話してあげる
手を取り歩き出した俺たち。京阪四条駅入り口を左に曲がり鴨川沿いを三条方面に向けてゆっくりとした足取り。口づけを交わした気まずさを残したままお互い黙ったまま。空は既にグレーから黒に変わり、街灯の灯を頼りに歩道沿いを歩く。繋いだ手をゆっくりと離し、駆け足を踏む三隅さん。
「こっち!」
「何?ちょっとぉ!」
急に走り出した三隅さんの後を追う様に俺も駆け足を踏んだ。
「置いてっちゃうよ?」
「どこ行くの!?」
三隅さんは、さっきとは打って変わって元気な表情で呼ぶ。急な心変わり。どうしたものかと思う。三隅さんの白のブラウスは雨上がりの夜の街灯に眩しく輝いて見えた。急に街灯がなくなり立ち止まる。対岸には川床料亭の灯が浮かぶ。その下の川辺では、暗がりの中カップルたちが等間隔を空けて座っている影が映し出されていた。
「来てくれただけで嬉しい!」
立ち止まった三隅さんのシルエットから声が聞こえる。どんな表情で言っていたかは見えない。だがそれでも良かったと思えた。二人対岸を見ながら横に並ぶ。そして三隅さんが口を開く。
「ねぇ?好き?」
その言葉に確証は持てなかった。だから少しの沈黙があった。するとその反応がわかった様に三隅さんが口を開く。
「じゃあなんでキスしたの?」
それに対しても俺は答える事ができずにいた。
「卑怯じゃ無い?私の気持ち知ってるくせに・・・」
ずっと答えられない。苛立つ俺自身。しかしそれでも聞く事を躊躇っている。どうしたんだ。俺は・・・。そんな事を思っていると顔を斜に構えて問いただす三隅さん。

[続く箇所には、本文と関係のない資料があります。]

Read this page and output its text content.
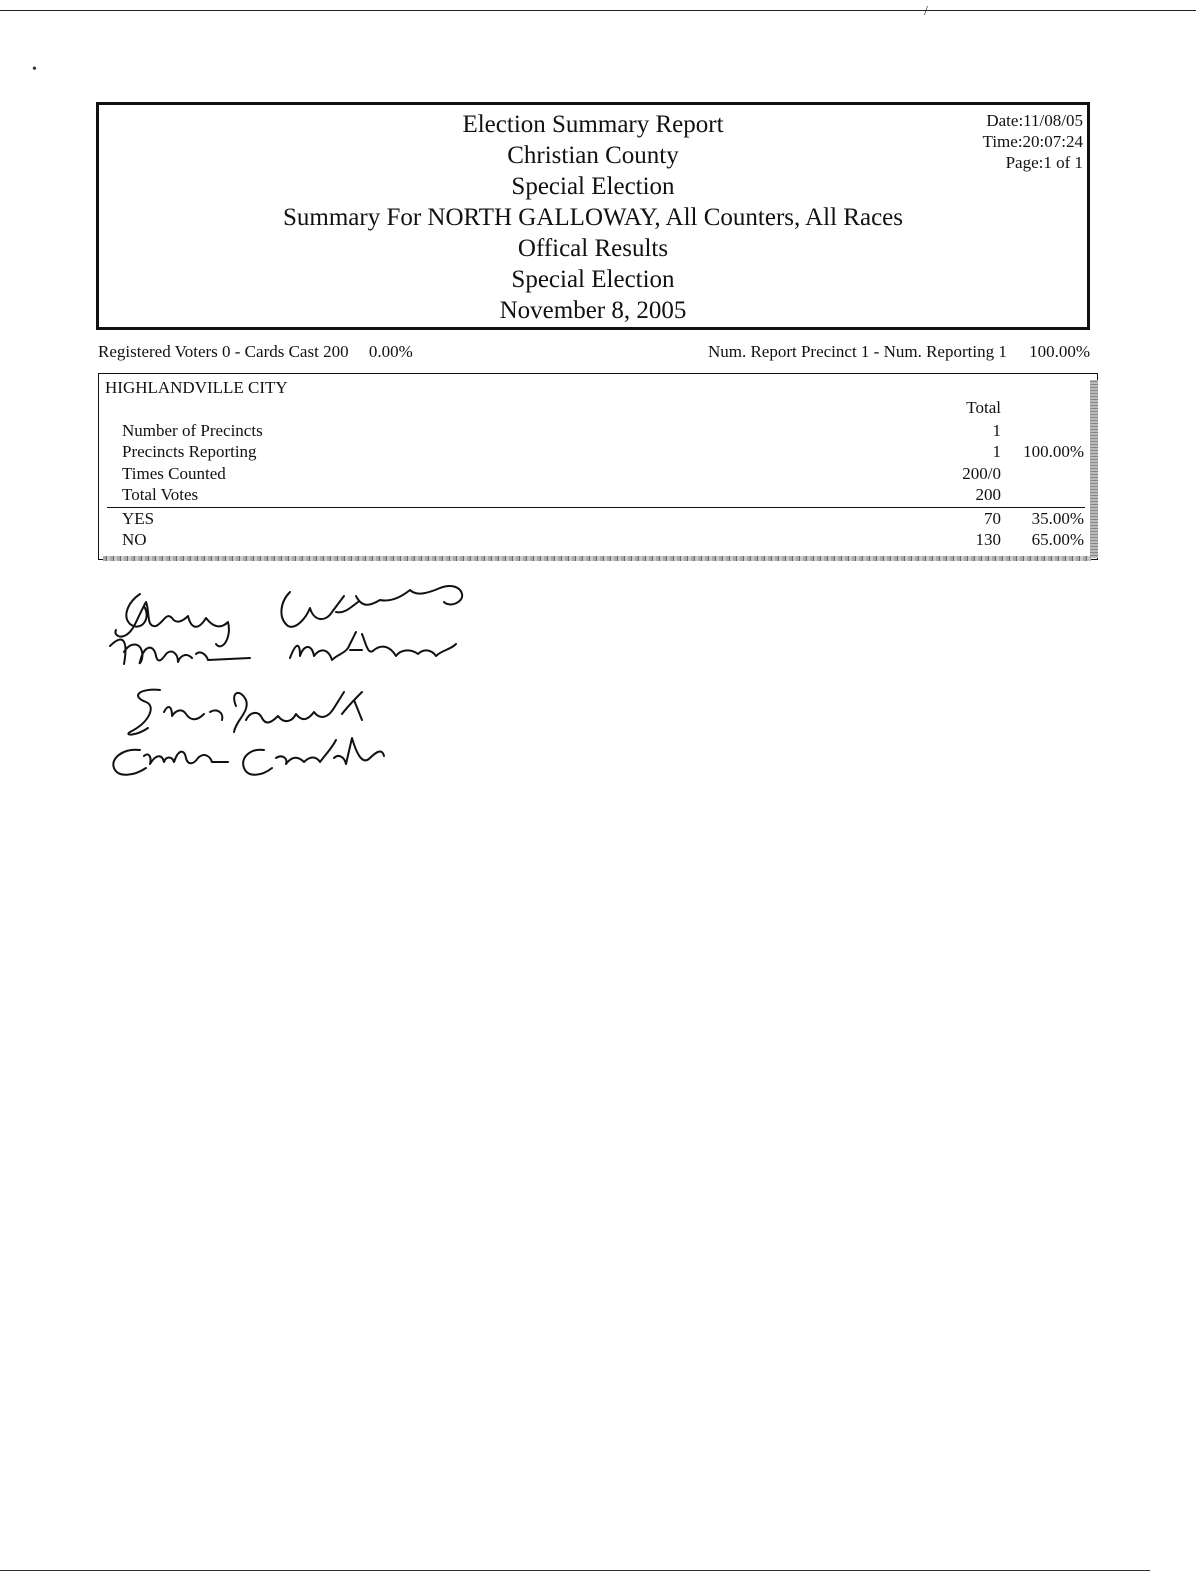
/
•
Election Summary Report
Christian County
Special Election
Summary For NORTH GALLOWAY, All Counters, All Races
Offical Results
Special Election
November 8, 2005
Date:11/08/05
Time:20:07:24
Page:1 of 1
Registered Voters 0 - Cards Cast 200 0.00%	Num. Report Precinct 1 - Num. Reporting 1 100.00%
HIGHLANDVILLE CITY
Total
Number of Precincts	1
Precincts Reporting	1 100.00%
Times Counted	200/0
Total Votes	200
YES	70 35.00%
NO	130 65.00%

「じゃあ何であの時助けたの?助けてもらわなきゃこんな気持ちにならなかったのに」
その言葉を聞いた時、やっと自分自身の答えが見つかった様な気がして答える。
「そやかて、俺はあの時ただ悲鳴を聞いて助けたいと思っただけ」
「それだけ・・・なの?」
はっきりとした事は言えないが、俺は直ぐさま「あぁ!」と答えた。突然三隅さんの目つきが変わる。今まで斜に構えて疑いの目だった彼女の瞳が輝きだした。
「助けなきゃ怪我もしなかっただろうし、あんな状況で良く助けようと思えたわね?」
「知らん!それはお前の悲鳴のせいや!」
「悲鳴?」
「そう・・・」
あんな状況で、助けずに逃げていたら、次の日ニュースになるのも嫌な気がした事。そして本当の悲鳴を聞いた時の衝動的な行動だった。ただそれだけだと何度も答えた。
「惚れたぁ!」
「えっ!?」
三隅さんは首を横に振りかぶり、改めて俺に向き直し頷いたそして今度は唇ではなく。ホッペにキスをする。それは優しい先ほどとは違うキス。ゆっくりと背伸びした三隅さんのシューズが地面につく。
「私さぁ・・・そう言う人の事を待ってたみたい」
「えっ?」
「あなたは気にならない?私が何故追われてた理由」
気にならない事は無い。だが今まではどうでも良かった。付き合うとか好きとかと言う感情がなかったからだ。だが今は少し気になる。人にはそれぞれ事情っていうものがあるのもわかる。だから俺は素直に聞いた。
「前まではどうでも良かった」
「どうでも?」
「あぁ、うん。でも今はちょっと気になるかな?」
「ちょっとだけ?」
「うん、まぁちょっとだけ。敢えて知ろうとは思わない。色々ありそうってのはわかるつもりだし」
今朝のニュースで言ってた事を思い出した。家の事情なのかとも思えた。だからそんな言葉を発した。それを告げると三隅さんは「じゃあ話してあげる」と俺の手を取った。